Smith moves into a position that should highlight his abilities, the one where Lance Briggs became a star for the Bears. The weakside position in a 4-3 defense is more of a scrape-and-retreat player than middle linebacker in a 3-4. Smith is a great fit because he’s a hit-and-run player, he plays well in space and has great instincts. He will be able to utilize his lateral ability and speed in open field and be planned in blitzes.

He’ll see the field from a different angle, however, and while he was around during spring training, he needs reps with pads, not in a T-shirt and shorts. In the old NFL, the preseason would have been influential for Smith, as he gets used to a different lineup, angles of the football, responsibilities and terminology for communicating with teammates.

For a seasoned veteran, it shouldn’t be a long transition, but you’re kidding yourself if you say there’s no transition.

“When you’re in the middle, this is your point of view,” defensive coordinator Alan Williams said, holding out his arms, “and things can come from both sides.
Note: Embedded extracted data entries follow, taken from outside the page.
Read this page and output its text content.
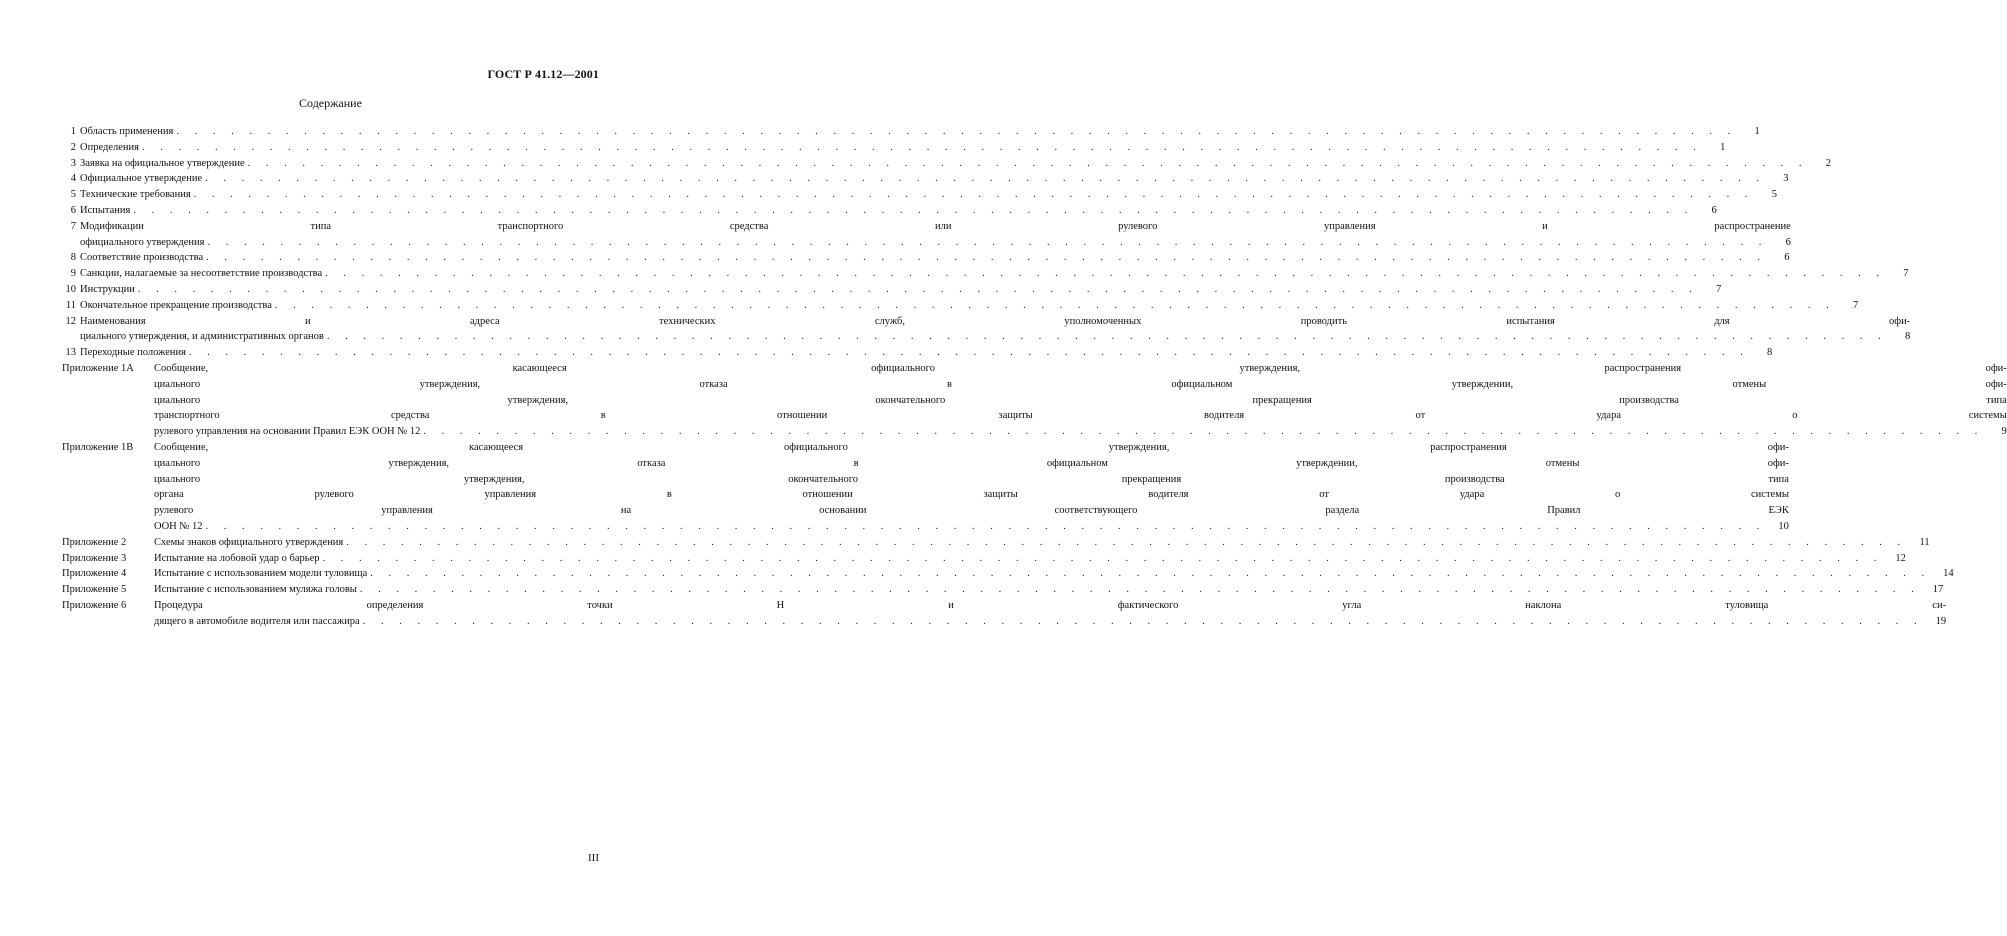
ГОСТ Р 41.12—2001
Содержание
1 Область применения . . .	1
2 Определения . . .	1
3 Заявка на официальное утверждение . . .	2
4 Официальное утверждение . . .	3
5 Технические требования . . .	5
6 Испытания . . .	6
7 Модификации типа транспортного средства или рулевого управления и распространение
официального утверждения . . .	6
8 Соответствие производства . . .	6
9 Санкции, налагаемые за несоответствие производства . . .	7
10 Инструкции . . .	7
11 Окончательное прекращение производства . . .	7
12 Наименования и адреса технических служб, уполномоченных проводить испытания для офи-
циального утверждения, и административных органов . . .	8
13 Переходные положения . . .	8
Приложение 1А	Сообщение, касающееся официального утверждения, распространения офи-
циального утверждения, отказа в официальном утверждении, отмены офи-
циального утверждения, окончательного прекращения производства типа
транспортного средства в отношении защиты водителя от удара о системы
рулевого управления на основании Правил ЕЭК ООН № 12 . . .	9
Приложение 1В	Сообщение, касающееся официального утверждения, распространения офи-
циального утверждения, отказа в официальном утверждении, отмены офи-
циального утверждения, окончательного прекращения производства типа
органа рулевого управления в отношении защиты водителя от удара о системы
рулевого управления на основании соответствующего раздела Правил ЕЭК
ООН № 12 . . .	10
Приложение 2	Схемы знаков официального утверждения . . .	11
Приложение 3	Испытание на лобовой удар о барьер . . .	12
Приложение 4	Испытание с использованием модели туловища . . .	14
Приложение 5	Испытание с использованием муляжа головы . . .	17
Приложение 6	Процедура определения точки Н и фактического угла наклона туловища си-
дящего в автомобиле водителя или пассажира . . .	19
III
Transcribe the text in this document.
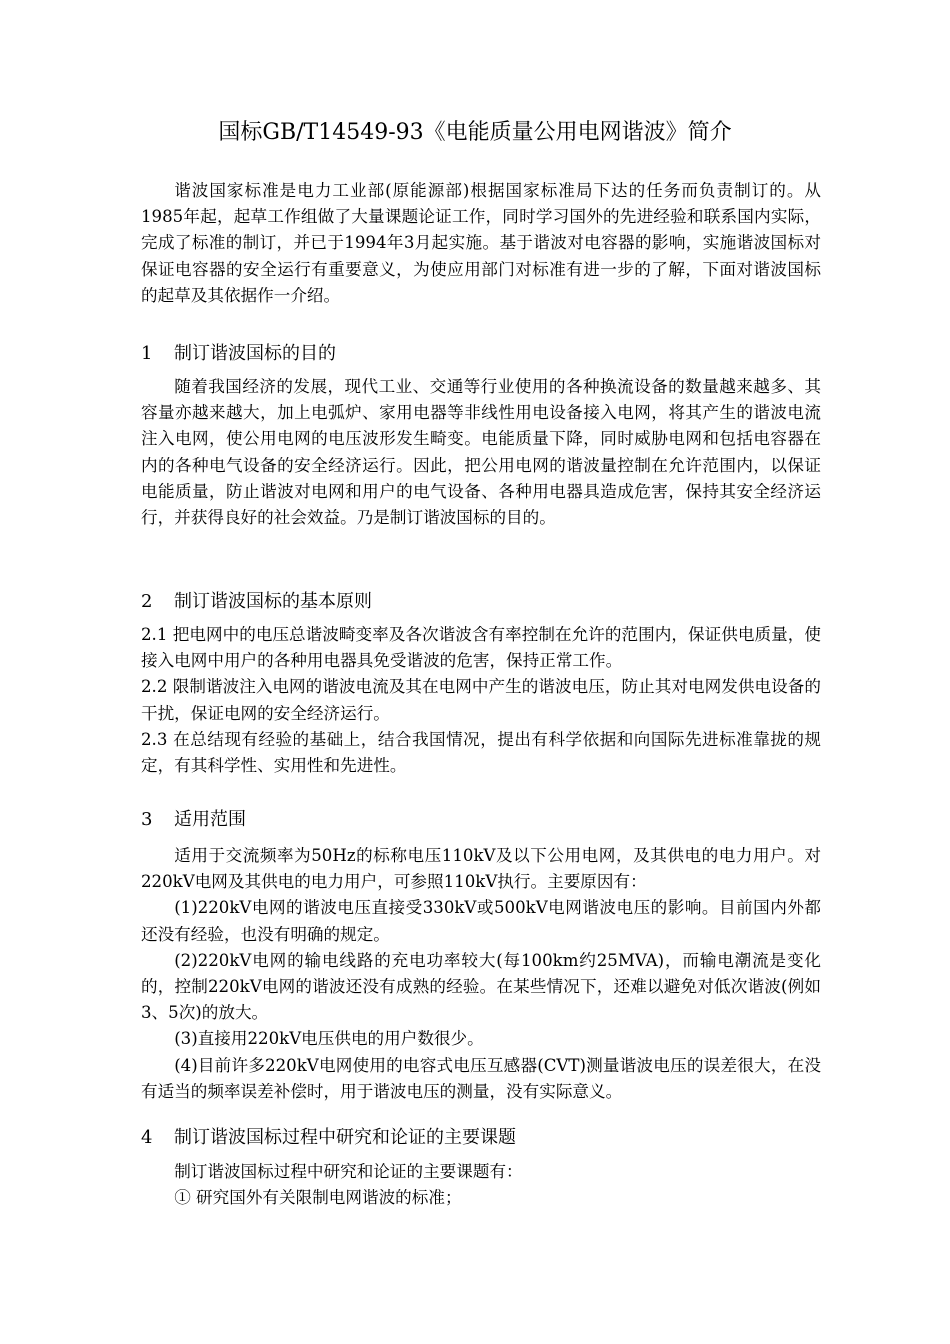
国标GB/T14549-93《电能质量公用电网谐波》简介

谐波国家标准是电力工业部(原能源部)根据国家标准局下达的任务而负责制订的。从1985年起，起草工作组做了大量课题论证工作，同时学习国外的先进经验和联系国内实际，完成了标准的制订，并已于1994年3月起实施。基于谐波对电容器的影响，实施谐波国标对保证电容器的安全运行有重要意义，为使应用部门对标准有进一步的了解，下面对谐波国标的起草及其依据作一介绍。

1 制订谐波国标的目的

随着我国经济的发展，现代工业、交通等行业使用的各种换流设备的数量越来越多、其容量亦越来越大，加上电弧炉、家用电器等非线性用电设备接入电网，将其产生的谐波电流注入电网，使公用电网的电压波形发生畸变。电能质量下降，同时威胁电网和包括电容器在内的各种电气设备的安全经济运行。因此，把公用电网的谐波量控制在允许范围内，以保证电能质量，防止谐波对电网和用户的电气设备、各种用电器具造成危害，保持其安全经济运行，并获得良好的社会效益。乃是制订谐波国标的目的。

2 制订谐波国标的基本原则

2.1 把电网中的电压总谐波畸变率及各次谐波含有率控制在允许的范围内，保证供电质量，使接入电网中用户的各种用电器具免受谐波的危害，保持正常工作。

2.2 限制谐波注入电网的谐波电流及其在电网中产生的谐波电压，防止其对电网发供电设备的干扰，保证电网的安全经济运行。

2.3 在总结现有经验的基础上，结合我国情况，提出有科学依据和向国际先进标准靠拢的规定，有其科学性、实用性和先进性。

3 适用范围

适用于交流频率为50Hz的标称电压110kV及以下公用电网，及其供电的电力用户。对220kV电网及其供电的电力用户，可参照110kV执行。主要原因有：

(1)220kV电网的谐波电压直接受330kV或500kV电网谐波电压的影响。目前国内外都还没有经验，也没有明确的规定。

(2)220kV电网的输电线路的充电功率较大(每100km约25MVA)，而输电潮流是变化的，控制220kV电网的谐波还没有成熟的经验。在某些情况下，还难以避免对低次谐波(例如3、5次)的放大。

(3)直接用220kV电压供电的用户数很少。

(4)目前许多220kV电网使用的电容式电压互感器(CVT)测量谐波电压的误差很大，在没有适当的频率误差补偿时，用于谐波电压的测量，没有实际意义。

4 制订谐波国标过程中研究和论证的主要课题

制订谐波国标过程中研究和论证的主要课题有：

① 研究国外有关限制电网谐波的标准；
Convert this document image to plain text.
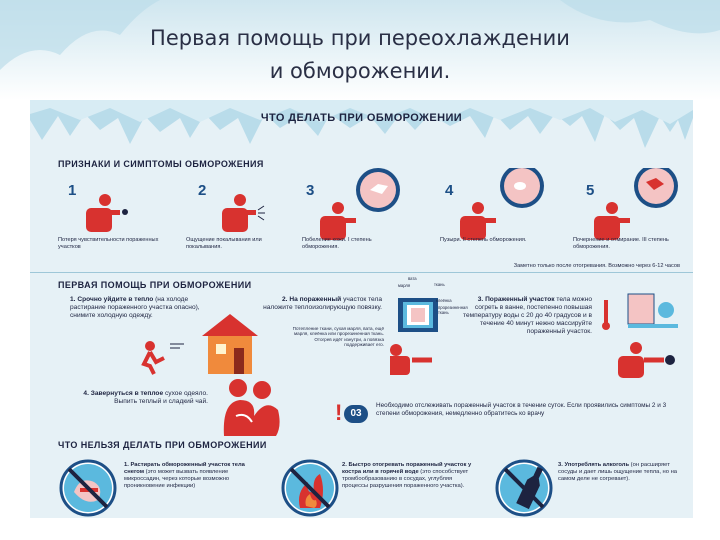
Первая помощь при переохлаждении
и обморожении.
ЧТО ДЕЛАТЬ ПРИ ОБМОРОЖЕНИИ
ПРИЗНАКИ И СИМПТОМЫ ОБМОРОЖЕНИЯ
1	2	3	4	5
Потеря чувствительности пораженных участков
Ощущение покалывания или покалывания.
Побеление кожи. I степень обморожения.
Пузыри. II степень обморожения.	Почернение и отмирание. III степень обморожения.
Заметно только после отогревания. Возможно через 6-12 часов
ПЕРВАЯ ПОМОЩЬ ПРИ ОБМОРОЖЕНИИ
1. Срочно уйдите в тепло (на холоде растирание пораженного участка опасно), снимите холодную одежду.
2. На пораженный участок тела наложите теплоизолирующую повязку.
Потепление ткани, сухая марля, вата, ещё марля, клеёнка или прорезиненная ткань. Отогрев идёт изнутри, а повязка поддерживает его.
вата
марля	ткань
клеёнка
прорезиненная ткань
3. Пораженный участок тела можно согреть в ванне, постепенно повышая температуру воды с 20 до 40 градусов и в течение 40 минут нежно массируйте пораженный участок.
4. Завернуться в теплое сухое одеяло. Выпить теплый и сладкий чай.	! 03
Необходимо отслеживать пораженный участок в течение суток. Если проявились симптомы 2 и 3 степени обморожения, немедленно обратитесь ко врачу
ЧТО НЕЛЬЗЯ ДЕЛАТЬ ПРИ ОБМОРОЖЕНИИ
1. Растирать обмороженный участок тела снегом (это может вызвать появление микроссадин, через которые возможно проникновение инфекции)
2. Быстро отогревать пораженный участок у костра или в горячей воде (это способствует тромбообразованию в сосудах, углубляя процессы разрушения пораженного участка).
3. Употреблять алкоголь (он расширяет сосуды и дает лишь ощущение тепла, но на самом деле не согревает).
When you’re outside, this is your view (holding your arms up to show half the space) and things usually come from the inside out, so that’s probably the main difference. Our (middle) linebacker has the most (what) we’d say ringside views.”

Williams said the weakside linebacker has more “side balcony views,” another description of the ongoing transition.

“When he gets out of PUP, and he’s working with Ryan to get it done, we’ll see what happens and it’ll be day to day,” Williams said. “And when it happens, we will make our adjustment and we will connect and play. The most important thing while on PUP is to do a good job of staying mentally, which he is doing.”

Smith has yet to miss a practice with protectors and there are more than five weeks left in the season, so this isn’t alarming. But the Bears will have a hard time calling training camp a success if they can’t get their best defensive player on the field.

And at this point, the trainers say Smith is working with the general manager, not the trainer, to get off the cub list.